El esclavo se retiró el velo de la cara y con los ojos bajos, sin saber qué hacer con las manos, relató la entrada de los participantes en el palacio del Hachib y la incorporación a última hora del norteafricano Hasam.

—Cuenta los detalles o mandaré cortar tu lengua —se impacientó Subh.

—Los esclavos del Hachib no han podido averiguar nada de lo hablado en el interior. La reunión es secreta con guardias armados a la puerta. Nadie ha podido escuchar ni acercarse a menos que les llamasen y entonces los reunidos se callaban. Pero por la puerta del jardín, la que se abre en la muralla, han salido Abi Amir y Hasam a caballo. Han enfilado por la Rambla y girado hacia el Norte. Pensamos que se dirigían al barrio de Al-Rusafa.

Subh se dirigió a la mesa y escribió una nota, la perfumó con unas gotas de su aceite preferido, almizcle y jazmín y se lo entregó al esclavo.

—Entrega este mensaje al visir Abi Amir cuando regrese al palacio del Hachib.

Afif se quedó mirando a su señora sin comprender exactamente cómo debía hacer el recado.

—Abi Amir volverá al palacio y entrará por la puerta por donde salió. Espera allí. Después vuelve sin esperar respuesta. Nos encontrará en el pabellón Al-Rasiq. Entra por los jardines.

Nasrur recomendó al esclavo que se cambiase de ropa. Andar de esa guisa de noche por la ciudad podía causarle problemas si se tropezaba con algún borracho y le confundía con una mujer. Afif asintió y partió tan silencioso como llegó.

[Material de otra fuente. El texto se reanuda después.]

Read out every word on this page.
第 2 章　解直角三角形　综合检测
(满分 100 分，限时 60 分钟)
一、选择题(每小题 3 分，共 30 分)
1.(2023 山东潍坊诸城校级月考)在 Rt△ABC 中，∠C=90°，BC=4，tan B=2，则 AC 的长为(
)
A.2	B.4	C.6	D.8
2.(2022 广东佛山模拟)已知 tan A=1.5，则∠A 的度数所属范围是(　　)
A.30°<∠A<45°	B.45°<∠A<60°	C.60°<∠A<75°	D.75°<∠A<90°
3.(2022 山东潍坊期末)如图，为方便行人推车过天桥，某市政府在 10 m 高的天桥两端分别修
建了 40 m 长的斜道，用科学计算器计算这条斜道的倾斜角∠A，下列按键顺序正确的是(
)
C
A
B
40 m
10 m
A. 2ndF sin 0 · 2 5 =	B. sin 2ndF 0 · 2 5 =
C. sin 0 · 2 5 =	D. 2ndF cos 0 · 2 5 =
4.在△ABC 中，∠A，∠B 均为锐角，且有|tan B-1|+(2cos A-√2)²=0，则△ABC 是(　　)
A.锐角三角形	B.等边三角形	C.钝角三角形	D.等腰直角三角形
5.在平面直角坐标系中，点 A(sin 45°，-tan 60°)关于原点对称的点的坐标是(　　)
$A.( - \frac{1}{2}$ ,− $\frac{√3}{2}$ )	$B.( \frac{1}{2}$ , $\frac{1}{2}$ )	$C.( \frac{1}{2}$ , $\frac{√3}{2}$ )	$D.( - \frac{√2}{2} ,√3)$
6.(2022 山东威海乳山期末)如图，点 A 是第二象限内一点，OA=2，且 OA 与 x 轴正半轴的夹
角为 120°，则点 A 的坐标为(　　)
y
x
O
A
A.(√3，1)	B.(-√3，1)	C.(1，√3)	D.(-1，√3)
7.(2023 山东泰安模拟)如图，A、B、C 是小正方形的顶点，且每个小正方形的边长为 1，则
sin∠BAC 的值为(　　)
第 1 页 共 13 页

Por un pasadizo olvidado, construido en tiempos del emir Abd Al-Rahman II, se trasladaron al pabellón Al-Rasiq. Subh lo descubrió por causalidad. Un día que tuvo necesidad de entrevistarse con el cadí Al-Salim y no encontraba oportunidad de esquivar a curiosos, el mismo Cadí le habló del pasillo que unía el edifico del harén con el pabellón. A partir de este momento se convirtió el pabellón Al-Rasiq en el lugar de refugio de Subh cuando quería o necesitaba ausentarse del serrallo. El fiel Nasrur se encargaba de mantenerlo habitable y oculto. Por esta singular circunstancia, Subh podía entrevistarse con Abi Amir sin ojos indiscretos.

—Manda preparar una cena de príncipes. Entre estas paredes conocedoras de mis secretos celebraremos el final de la conjura y el principio de un nuevo califato cuando llegue Abi Amir —Subh se recostó contra la celosía del ventanal que miraba al río y se extasió en la contemplación del disco lunar jugando sobre la corriente del Guadalquivir.